Most IT “geeks” have not finished studies that would give us management skills, and that is a problem. Even if you are the best in your field, you still need to make your team the best. I suggest attending a variety of business management seminars among others. After receiving certification in internet business planning and marketing, we built several business plans for our projects and offered more complete solutions to clients, from development to marketing. Now we focus more on complex international projects.
Often beginners make the mistake of focusing only on production. Never devote less than 10 percent of your resources to research and improvement of your processes.

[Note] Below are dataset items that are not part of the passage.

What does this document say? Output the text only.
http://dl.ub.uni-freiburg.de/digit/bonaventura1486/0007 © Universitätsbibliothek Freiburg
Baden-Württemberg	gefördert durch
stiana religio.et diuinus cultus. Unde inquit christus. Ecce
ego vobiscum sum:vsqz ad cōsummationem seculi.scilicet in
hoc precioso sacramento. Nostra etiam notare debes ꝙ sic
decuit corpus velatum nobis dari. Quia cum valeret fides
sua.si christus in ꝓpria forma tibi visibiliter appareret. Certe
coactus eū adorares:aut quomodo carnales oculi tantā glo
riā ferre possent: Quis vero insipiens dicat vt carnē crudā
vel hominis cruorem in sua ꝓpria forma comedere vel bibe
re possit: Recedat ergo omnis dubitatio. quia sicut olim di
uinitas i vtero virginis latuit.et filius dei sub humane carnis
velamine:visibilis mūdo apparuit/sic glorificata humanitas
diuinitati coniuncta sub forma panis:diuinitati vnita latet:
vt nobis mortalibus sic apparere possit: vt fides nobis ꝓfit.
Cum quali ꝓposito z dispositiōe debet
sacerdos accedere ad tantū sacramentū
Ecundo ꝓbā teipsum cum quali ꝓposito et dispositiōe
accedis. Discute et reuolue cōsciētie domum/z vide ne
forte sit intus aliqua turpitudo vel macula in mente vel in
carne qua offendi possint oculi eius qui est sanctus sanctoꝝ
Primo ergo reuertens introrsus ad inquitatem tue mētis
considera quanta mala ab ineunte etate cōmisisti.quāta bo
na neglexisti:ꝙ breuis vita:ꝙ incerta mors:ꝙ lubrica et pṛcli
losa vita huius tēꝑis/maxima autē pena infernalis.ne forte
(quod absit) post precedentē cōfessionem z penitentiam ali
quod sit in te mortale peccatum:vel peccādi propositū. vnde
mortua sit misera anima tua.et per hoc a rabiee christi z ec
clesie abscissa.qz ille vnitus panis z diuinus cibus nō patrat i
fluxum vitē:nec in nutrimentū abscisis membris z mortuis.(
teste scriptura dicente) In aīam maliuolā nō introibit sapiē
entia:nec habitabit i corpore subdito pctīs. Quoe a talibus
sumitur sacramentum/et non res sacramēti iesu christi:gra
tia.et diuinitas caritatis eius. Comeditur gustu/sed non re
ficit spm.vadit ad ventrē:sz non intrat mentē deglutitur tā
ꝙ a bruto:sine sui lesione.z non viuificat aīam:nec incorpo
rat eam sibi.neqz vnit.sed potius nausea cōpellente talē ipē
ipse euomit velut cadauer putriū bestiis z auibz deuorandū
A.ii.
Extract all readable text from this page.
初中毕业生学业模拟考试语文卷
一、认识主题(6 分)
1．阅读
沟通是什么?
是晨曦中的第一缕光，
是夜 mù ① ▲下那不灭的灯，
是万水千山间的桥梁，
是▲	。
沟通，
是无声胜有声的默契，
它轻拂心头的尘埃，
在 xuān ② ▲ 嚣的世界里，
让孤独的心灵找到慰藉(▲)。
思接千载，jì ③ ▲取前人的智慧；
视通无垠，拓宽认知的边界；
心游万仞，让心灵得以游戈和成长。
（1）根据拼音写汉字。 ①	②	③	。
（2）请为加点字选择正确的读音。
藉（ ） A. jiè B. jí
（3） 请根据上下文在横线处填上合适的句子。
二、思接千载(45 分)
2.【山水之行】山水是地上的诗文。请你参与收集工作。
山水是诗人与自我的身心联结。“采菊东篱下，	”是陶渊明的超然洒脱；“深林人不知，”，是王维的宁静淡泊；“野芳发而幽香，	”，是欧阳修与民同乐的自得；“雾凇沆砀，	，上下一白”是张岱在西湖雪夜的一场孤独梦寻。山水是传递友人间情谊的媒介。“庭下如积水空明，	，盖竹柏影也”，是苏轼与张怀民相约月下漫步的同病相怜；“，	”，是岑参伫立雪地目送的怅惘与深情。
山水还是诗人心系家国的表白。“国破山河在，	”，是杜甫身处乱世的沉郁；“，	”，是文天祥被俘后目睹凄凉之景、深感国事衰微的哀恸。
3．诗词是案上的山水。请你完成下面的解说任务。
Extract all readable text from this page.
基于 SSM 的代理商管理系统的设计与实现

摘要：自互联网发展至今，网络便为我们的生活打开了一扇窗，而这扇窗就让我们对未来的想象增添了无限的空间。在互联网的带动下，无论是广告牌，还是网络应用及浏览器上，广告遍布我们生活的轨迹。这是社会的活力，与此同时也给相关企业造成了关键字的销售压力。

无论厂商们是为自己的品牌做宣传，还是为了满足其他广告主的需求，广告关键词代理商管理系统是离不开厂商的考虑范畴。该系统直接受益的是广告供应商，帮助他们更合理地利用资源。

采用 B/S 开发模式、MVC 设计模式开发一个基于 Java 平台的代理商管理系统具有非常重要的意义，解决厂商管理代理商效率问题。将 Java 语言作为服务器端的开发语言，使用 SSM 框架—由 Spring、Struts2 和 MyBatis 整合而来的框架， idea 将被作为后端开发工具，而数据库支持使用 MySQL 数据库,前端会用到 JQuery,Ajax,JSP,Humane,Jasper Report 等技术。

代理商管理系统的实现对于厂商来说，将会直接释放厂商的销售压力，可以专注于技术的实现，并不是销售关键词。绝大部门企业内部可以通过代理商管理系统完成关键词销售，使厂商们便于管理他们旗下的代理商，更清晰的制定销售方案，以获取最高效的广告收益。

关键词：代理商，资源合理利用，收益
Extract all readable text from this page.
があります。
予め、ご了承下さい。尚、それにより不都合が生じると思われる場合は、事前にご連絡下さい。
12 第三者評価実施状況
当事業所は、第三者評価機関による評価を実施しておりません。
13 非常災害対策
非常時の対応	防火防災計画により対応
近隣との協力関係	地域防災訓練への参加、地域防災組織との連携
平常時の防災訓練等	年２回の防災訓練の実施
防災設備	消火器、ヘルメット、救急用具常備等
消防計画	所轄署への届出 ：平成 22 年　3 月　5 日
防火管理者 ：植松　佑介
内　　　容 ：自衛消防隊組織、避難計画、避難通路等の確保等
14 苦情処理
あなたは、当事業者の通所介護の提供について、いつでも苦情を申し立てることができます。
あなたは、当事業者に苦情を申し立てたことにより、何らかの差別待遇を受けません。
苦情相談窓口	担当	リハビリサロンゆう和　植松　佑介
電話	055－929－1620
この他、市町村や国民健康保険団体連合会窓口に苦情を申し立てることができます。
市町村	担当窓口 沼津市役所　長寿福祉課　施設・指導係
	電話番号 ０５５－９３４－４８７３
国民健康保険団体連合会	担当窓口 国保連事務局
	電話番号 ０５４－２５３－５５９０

Only this way can you provide cutting-edge solutions.
Although it is nice to be an IT consultancy and outsourcing company, it is even nicer to enjoy building our own products. At MWS, we are finding new ways to make our own ideas appeal to investors and customers.
I put myself 100 percent into a project, but I often see people who — after putting themselves 75 percent into it – say, “I have put enough of myself into this” or “I don’t want to lose more time!” The truth is, if the project doesn’t achieve success, then all of the invested time is lost.
We are taught to take business rationally, to focus on profit. However, I suggest that if you feel a particular project is good for you — even a non-commercial one — take it, because it will advance your skills or expand your network, possibly bringing you other, more-profitable projects. Choose projects you love. Do your business from the heart, and business comes to you!